Morris’ most recent trip Saturday night in the Gazette Virginian 150 wasn’t his most dominating performance, despite leading 145 of 157 laps, and it came with some drama at the end as the Ruckersville driver muscled his way through a late wreck to preserve the victory.
“I was pretty much counting myself out there because the car was broadside in front of me and luckily, the lapped car got in front of me and we kind of shoved our way through there,” Morris said. “It didn’t hit the tires, but it messed the aerodynamics up and certainly made for an interesting last couple of laps. I didn’t even look back there because I knew they were all over me.”
Morris, the defending Whelen All-American Series and SoBo track champion, was pulling away from Josh Oakley over the final 10 laps when a gaggle of lapped cars began randomly wrecking on the back straightaway. Morris pushed a lapped car through the wreck and sustained some cosmetic damage on the front end on Lap 149 coming to the white flag.
Oakley, who finished second, hit nose-first into the outside wall and came to a crawl on the back straightaway while Austin Thaxton and Peyton Sellers drove by Oakley as the caution came out.
Thaxton and Sellers were originally scored second and third, respectively, but track officials moved Oakley back to second for the last restart.
“I’m pretty sure that I should have started second on that last restart,” Thaxton said after finishing third. “I don’t know what they were watching up there [in the scoring tower]. You win some and you lose some.”
According to the NASCAR Whelen All-American Series rulebook, Section 10-4, “cars must maintain, under their own power, a reasonable speed considering the conditions that exist on the track.
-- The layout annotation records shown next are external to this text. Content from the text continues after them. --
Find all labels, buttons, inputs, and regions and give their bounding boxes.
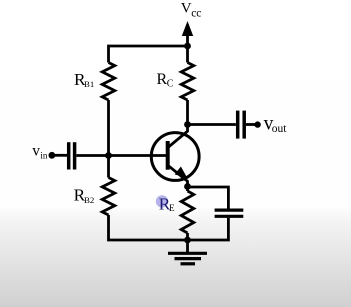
wire top rail from RB1 branch to Vcc node <box>109 46 188 63</box>
wire Cout to vout terminal <box>246 123 258 126</box>
capacitor Cout right plate <box>242 111 246 139</box>
svg-text:B1: B1 <box>84 79 94 89</box>
capacitor Cin left plate <box>67 142 71 169</box>
label RE highlight circle <box>156 195 168 207</box>
svg-text:cc: cc <box>191 8 201 20</box>
junction dot base/vin node <box>105 152 112 159</box>
transistor Q1 base bar <box>166 141 170 170</box>
capacitor CE top plate <box>215 209 244 212</box>
capacitor Cout left plate <box>236 111 240 139</box>
junction dot emitter node <box>184 183 191 190</box>
resistor RE <box>181 191 194 233</box>
Vcc arrowhead <box>182 21 193 36</box>
transistor Q1 emitter lead <box>169 166 188 187</box>
wire collector node to output capacitor <box>188 123 236 126</box>
resistor RC <box>181 63 194 101</box>
transistor Q1 body circle <box>151 133 199 181</box>
label Vcc <box>181 1 202 20</box>
junction dot bottom rail / ground node <box>184 237 191 244</box>
svg-text:E: E <box>169 203 175 213</box>
wire Vcc stem <box>186 33 189 46</box>
terminal dot vin <box>49 152 56 159</box>
ground bar 2 <box>175 257 202 260</box>
svg-text:in: in <box>40 150 48 160</box>
ground bar 1 <box>168 252 207 255</box>
label RB1 <box>74 70 94 89</box>
ground bar 3 <box>181 262 196 265</box>
wire input capacitor to base <box>76 154 166 157</box>
transistor Q1 collector lead <box>169 125 188 148</box>
wire vin terminal to input capacitor <box>52 154 67 157</box>
svg-text:V: V <box>181 1 192 17</box>
svg-text:C: C <box>167 79 174 90</box>
capacitor CE bottom plate <box>215 215 244 218</box>
svg-text:B2: B2 <box>84 195 94 205</box>
capacitor Cin right plate <box>73 142 77 169</box>
wire RB2 to bottom rail <box>109 215 188 240</box>
wire RE to bottom rail <box>186 233 189 240</box>
label vin <box>32 143 48 161</box>
junction dot Vcc node <box>184 43 191 50</box>
terminal dot vout <box>254 121 260 127</box>
wire vin node to RB2 <box>107 156 110 178</box>
label RC <box>157 71 174 90</box>
wire RC branch upper segment <box>186 46 189 63</box>
resistor RB2 <box>102 178 115 216</box>
wire emitter node to RE <box>186 187 189 192</box>
svg-text:v: v <box>32 143 40 160</box>
wire RC to collector node <box>186 100 189 125</box>
junction dot collector node <box>184 121 191 128</box>
label vout <box>264 113 288 135</box>
transistor Q1 emitter arrowhead <box>175 167 188 179</box>
label RE <box>159 195 175 214</box>
label RB2 <box>74 186 95 206</box>
svg-text:out: out <box>272 123 288 135</box>
resistor RB1 <box>102 63 115 101</box>
ground stem <box>186 240 189 252</box>
wire CE to bottom rail <box>188 218 229 240</box>
wire RB1 to vin node <box>107 100 110 156</box>
wire emitter node to bypass branch <box>188 187 229 209</box>
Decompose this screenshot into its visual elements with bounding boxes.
Determination of a reasonable speed is a judgment call and will be made by Track Officials.”
While Oakley’s front end was facing the back straightaway wall and the others passed him while maintaining speed, Oakley was still given his spot back.
“I saw two lapped cars that’s been getting the move-over flag for probably about 10 laps. They just decided to wreck right in front of us,” Oakley said. “I was trying to stay off of Philip; I didn’t want to take him out and I didn’t want to take myself out. I ended up nosing into the wall, but luckily kept it running and kept going.
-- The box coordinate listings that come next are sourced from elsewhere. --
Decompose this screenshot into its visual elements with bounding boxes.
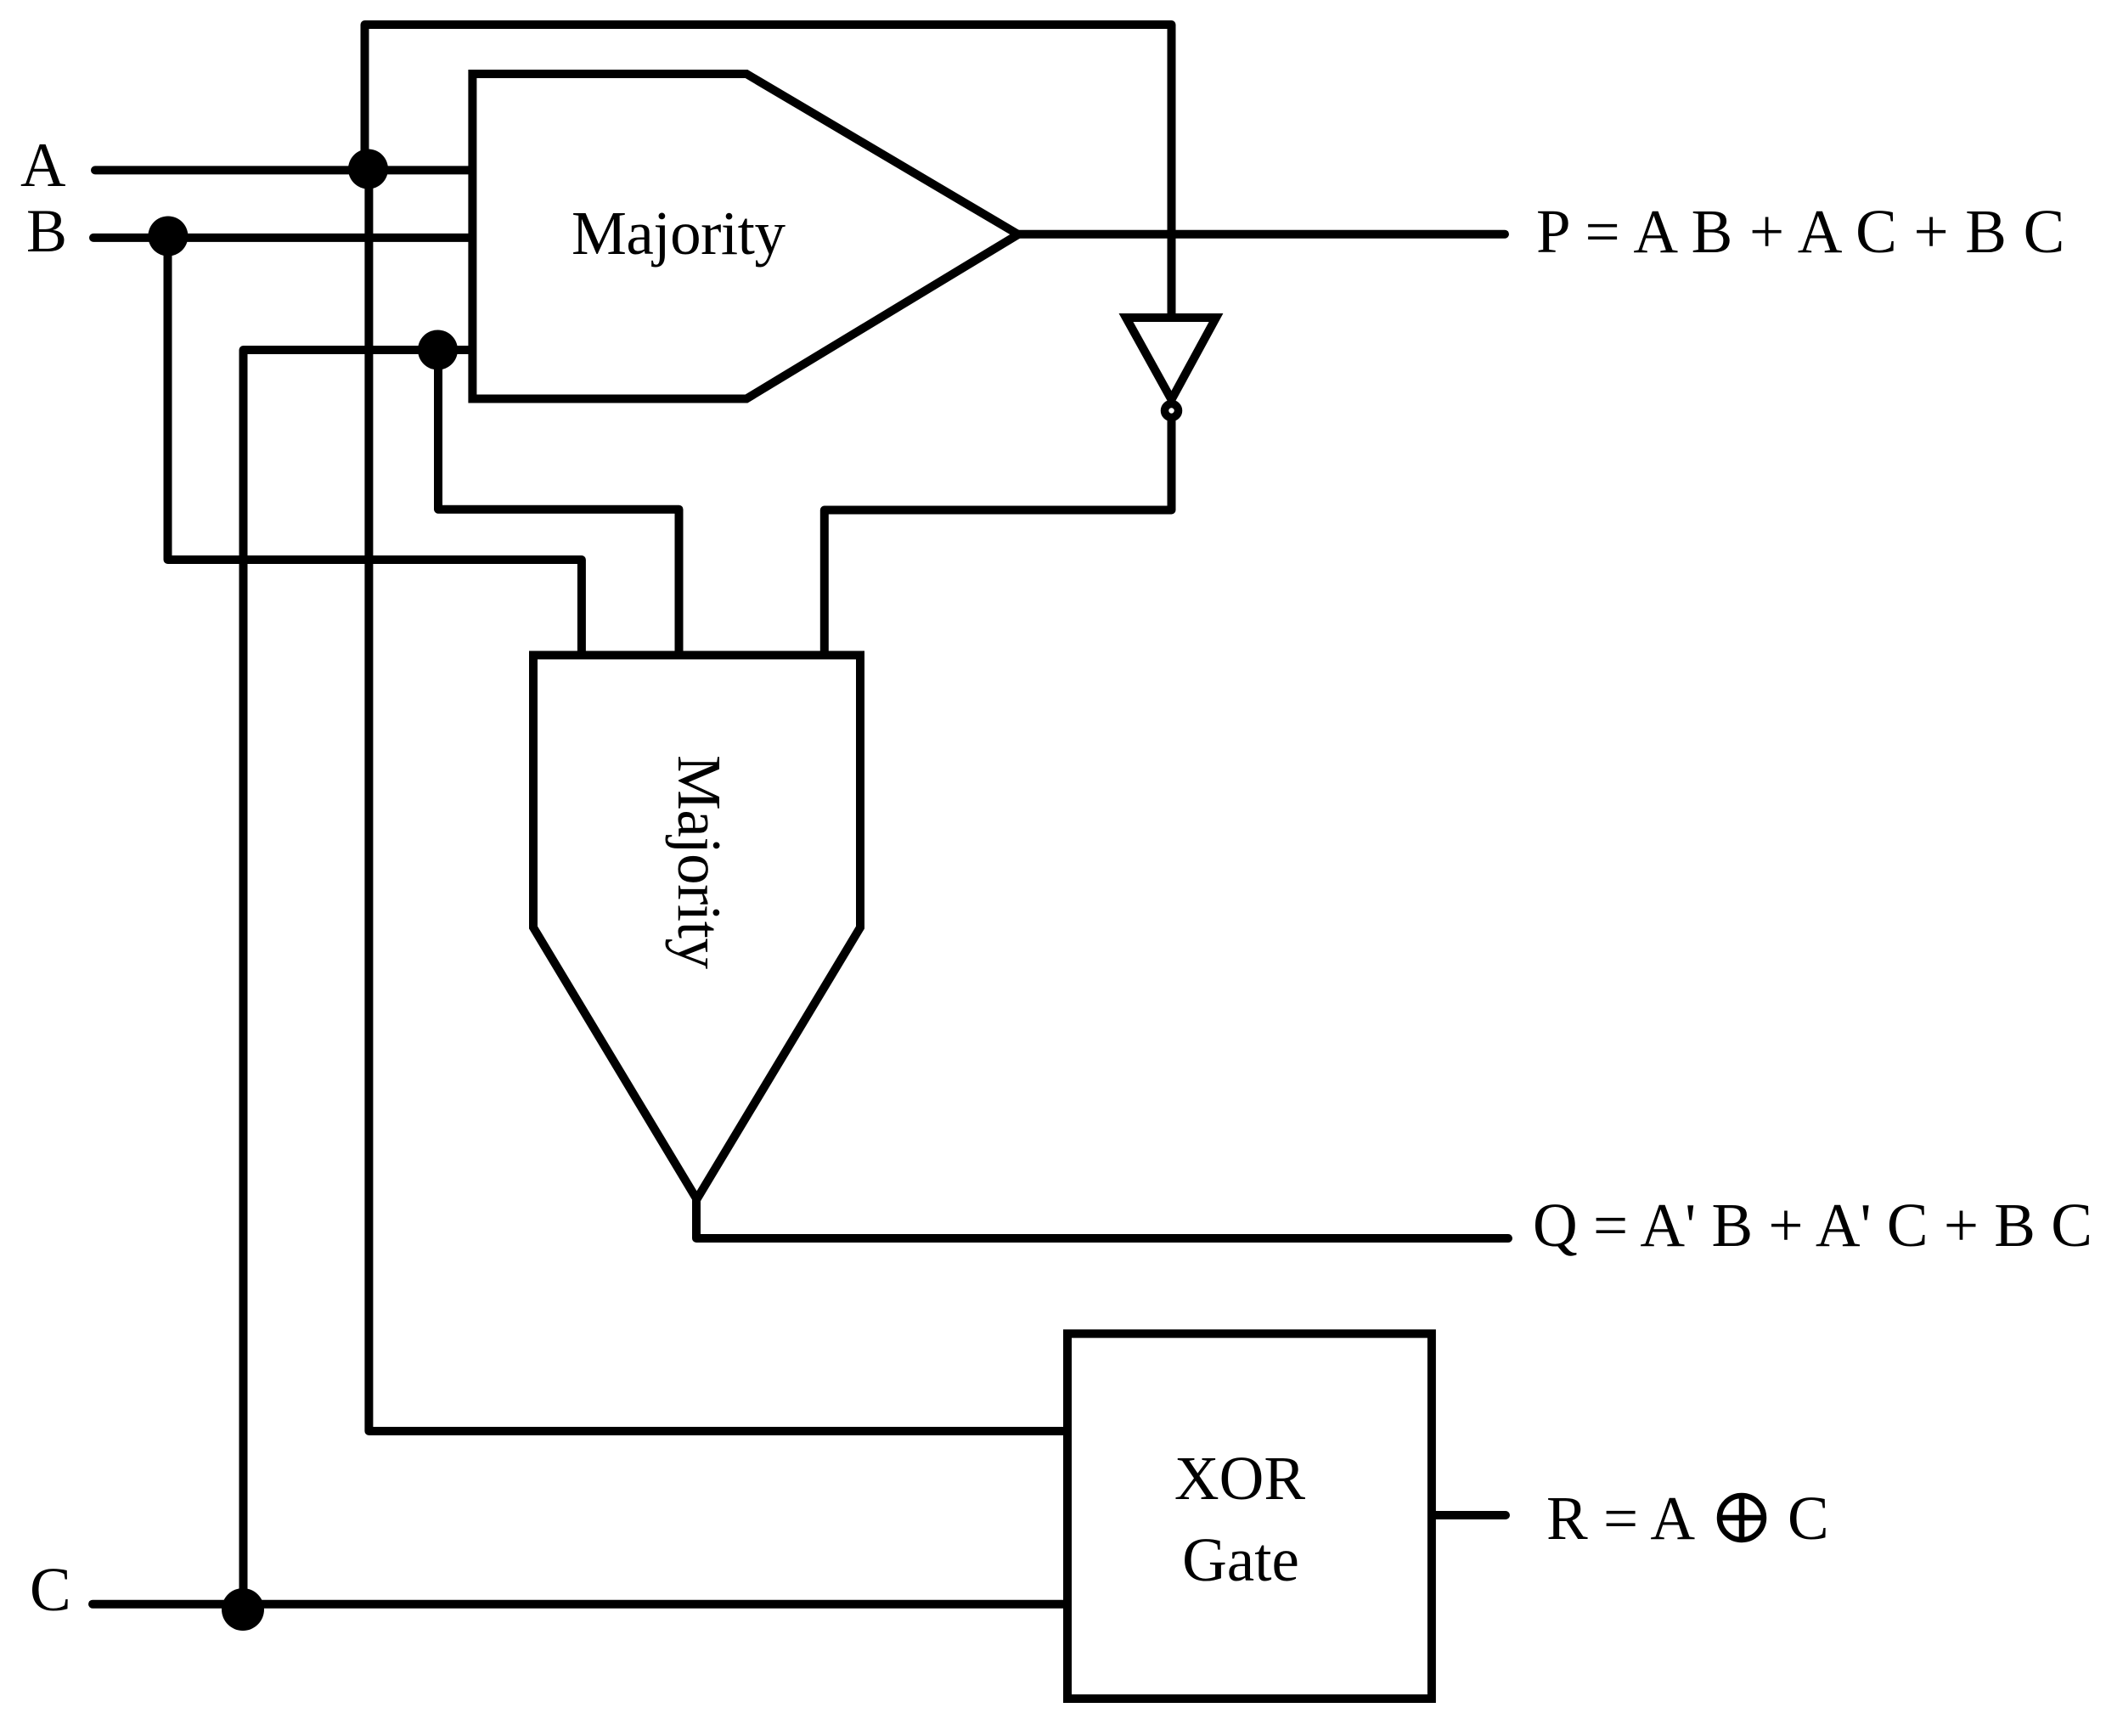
- wire: input C to XOR gate input 2: [93, 1600, 1067, 1609]
- XOR gate U4 box: [1067, 1333, 1432, 1699]
- wire: C branch up and over to majority gate 1 input 3: [244, 350, 473, 1604]
- svg-text:R = A: R = A: [1546, 1484, 1695, 1553]
- svg-text:C: C: [1788, 1484, 1829, 1553]
- wire: input A to majority gate 1: [95, 166, 472, 174]
- wire: output Q from gate 2 apex: [696, 1199, 1508, 1238]
- svg-text:A: A: [20, 131, 65, 200]
- symbol: XOR plus-circle: [1717, 1493, 1766, 1542]
- svg-text:P = A B + A C + B C: P = A B + A C + B C: [1536, 197, 2064, 266]
- node: C junction dot: [222, 1588, 264, 1631]
- inverter U2 triangle: [1126, 318, 1216, 400]
- majority gate U3 (vertical pentagon): [533, 655, 860, 1199]
- wire: output P: [1018, 230, 1505, 239]
- svg-text:Gate: Gate: [1182, 1525, 1299, 1594]
- svg-text:Majority: Majority: [665, 755, 734, 969]
- wire: output R stub: [1432, 1511, 1506, 1519]
- svg-text:Q = A' B + A' C + B C: Q = A' B + A' C + B C: [1533, 1191, 2092, 1260]
- wire: inverter output A' down and over into majority gate 2: [825, 416, 1172, 655]
- wire: A feedover top (A junction up, across, down to inverter input): [365, 25, 1172, 318]
- majority gate U1 (horizontal pentagon): [472, 74, 1018, 399]
- wire: C drop down into majority gate 2: [438, 350, 679, 655]
- node: B junction dot: [148, 217, 188, 256]
- wire: input B to majority gate 1: [93, 234, 472, 242]
- wire: A branch down to XOR gate input 1: [369, 169, 1067, 1431]
- svg-text:B: B: [26, 197, 67, 265]
- wire: B branch down and over into majority gate 2: [168, 236, 582, 655]
- node: C junction dot at gate 1 input: [418, 330, 458, 370]
- node: A junction dot: [348, 149, 388, 189]
- svg-text:Majority: Majority: [572, 199, 786, 268]
- svg-text:C: C: [30, 1555, 71, 1624]
- svg-text:XOR: XOR: [1174, 1444, 1305, 1513]
- inverter U2 bubble: [1165, 404, 1179, 418]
“I got very, very slow. I don’t think I came to a complete stop because the motor stayed running, but I got really slow. … When the caution came out, I was second and that’s what they go by. When the yellow lights were on, we were still in second and these other guys come flying by me on the outside. They said they go back to when the caution comes out.”
Oakley was never able to go on the restart as he had heavy damage on the front end and was lucky to be able to hold off the hard-charging Thaxton and Sellers coming to the checkered flag.
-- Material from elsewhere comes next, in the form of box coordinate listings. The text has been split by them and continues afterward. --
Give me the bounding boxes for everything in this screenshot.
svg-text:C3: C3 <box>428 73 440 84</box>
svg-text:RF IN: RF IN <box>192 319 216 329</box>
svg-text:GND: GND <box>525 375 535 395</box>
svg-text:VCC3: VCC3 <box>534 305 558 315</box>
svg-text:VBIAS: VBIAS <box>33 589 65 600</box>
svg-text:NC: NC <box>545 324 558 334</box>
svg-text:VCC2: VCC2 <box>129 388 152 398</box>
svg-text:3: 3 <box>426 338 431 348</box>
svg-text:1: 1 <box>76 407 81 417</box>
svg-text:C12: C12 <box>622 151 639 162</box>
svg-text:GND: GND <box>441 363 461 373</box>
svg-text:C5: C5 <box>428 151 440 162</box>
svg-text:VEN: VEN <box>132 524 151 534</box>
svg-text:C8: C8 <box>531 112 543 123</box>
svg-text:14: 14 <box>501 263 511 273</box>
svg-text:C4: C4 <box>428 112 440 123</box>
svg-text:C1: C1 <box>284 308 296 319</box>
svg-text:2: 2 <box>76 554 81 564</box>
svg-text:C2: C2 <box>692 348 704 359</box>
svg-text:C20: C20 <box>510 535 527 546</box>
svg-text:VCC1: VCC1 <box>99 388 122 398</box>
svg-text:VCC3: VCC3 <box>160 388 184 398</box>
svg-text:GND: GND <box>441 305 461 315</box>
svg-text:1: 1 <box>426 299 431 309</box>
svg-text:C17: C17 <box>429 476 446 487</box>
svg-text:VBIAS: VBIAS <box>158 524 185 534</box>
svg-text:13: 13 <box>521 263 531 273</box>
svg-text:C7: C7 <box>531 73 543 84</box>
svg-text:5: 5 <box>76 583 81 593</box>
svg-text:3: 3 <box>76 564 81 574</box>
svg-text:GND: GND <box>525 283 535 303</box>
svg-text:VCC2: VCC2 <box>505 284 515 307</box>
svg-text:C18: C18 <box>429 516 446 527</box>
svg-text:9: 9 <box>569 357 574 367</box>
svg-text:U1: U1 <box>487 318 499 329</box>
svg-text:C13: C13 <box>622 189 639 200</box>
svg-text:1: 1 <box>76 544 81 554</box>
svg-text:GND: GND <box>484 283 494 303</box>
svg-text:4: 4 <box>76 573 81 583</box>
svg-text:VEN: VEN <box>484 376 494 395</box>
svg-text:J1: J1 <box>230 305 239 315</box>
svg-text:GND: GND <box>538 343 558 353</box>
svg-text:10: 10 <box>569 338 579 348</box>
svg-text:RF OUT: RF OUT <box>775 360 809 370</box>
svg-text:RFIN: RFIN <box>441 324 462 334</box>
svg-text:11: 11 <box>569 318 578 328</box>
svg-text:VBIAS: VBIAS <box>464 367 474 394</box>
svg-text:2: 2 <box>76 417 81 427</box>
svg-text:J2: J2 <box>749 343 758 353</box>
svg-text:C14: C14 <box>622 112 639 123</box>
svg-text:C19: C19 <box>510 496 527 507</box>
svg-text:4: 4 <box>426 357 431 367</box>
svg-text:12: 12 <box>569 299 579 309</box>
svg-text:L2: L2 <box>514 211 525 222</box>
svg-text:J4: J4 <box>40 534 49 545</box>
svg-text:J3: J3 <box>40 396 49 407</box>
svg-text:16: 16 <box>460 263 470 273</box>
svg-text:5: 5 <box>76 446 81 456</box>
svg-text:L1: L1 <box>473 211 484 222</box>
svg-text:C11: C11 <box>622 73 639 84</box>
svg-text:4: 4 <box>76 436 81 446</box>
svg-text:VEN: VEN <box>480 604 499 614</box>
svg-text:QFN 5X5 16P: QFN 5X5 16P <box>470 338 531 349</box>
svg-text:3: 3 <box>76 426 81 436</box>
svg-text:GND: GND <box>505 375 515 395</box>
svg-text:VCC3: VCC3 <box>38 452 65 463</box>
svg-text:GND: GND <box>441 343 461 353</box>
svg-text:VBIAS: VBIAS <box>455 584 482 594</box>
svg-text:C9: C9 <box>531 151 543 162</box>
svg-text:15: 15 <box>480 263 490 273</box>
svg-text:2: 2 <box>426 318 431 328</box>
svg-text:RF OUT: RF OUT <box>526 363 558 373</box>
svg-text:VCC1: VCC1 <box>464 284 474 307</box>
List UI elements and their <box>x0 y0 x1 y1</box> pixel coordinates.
With most of the attention on the fracas to end the race, Morris was able to celebrate again in Victory Lane a year after winning 20 times at the 0.4-mile oval.
“It means a lot because it’s a long way coming. We had to put this car together starting the first of the year and we had to watch the racing going on all year,” Morris said. “We knew every race we watched, we were getting behind. It was becoming more and more impossible to win a race here at South Boston. To win it tonight, it was very physical and it was a lot of English on the ball tonight, I could tell you that. I’m just thankful. I think it gives us a lot of momentum going into South Boston’s last race and into Martinsville.”
Bobby McCarty took a huge step toward claiming his first track championship with a dominating Limited Sportsman victory, his seventh of the season. McCarty led 48 of the 50 laps and wrestled the lead away from second-place finisher Danny Willis Jr. on Lap 28.
“It was running tonight, that’s for sure,” McCarty said in Victory Lane. “We’re one step closer to the championship.”
McCarty’s points lead grew to 23 over Willis, the defending division champion, heading into the final race on Sept. 15.
Blake Stallings, who has been ill the past couple of weeks, finished third and almost was able to take second from Willis if not for a lapped car on the bottom line in the last two laps.
Michael Maresca and Mike Jones rounded out the top five.
“We had a real good run today. The car had been strong all day and we’re really pleased,” Stallings said. “It turned out real well. I feel like there at the end, we had a real strong car.”
Nathan Crews and Trey Crews made it a Crews sweep of the twin 30-lap Pure Stock races, with Nathan winning the first race and Trey pulling away for the Race 2 win.
Joe Allred III, Trey Crews, Stuart Crews and Daniel Crews rounded out the top five in Race 1. Daniel Crews, Randy Hupp, Stuart Crews and Justin Tucker finished second through fifth in Race 2.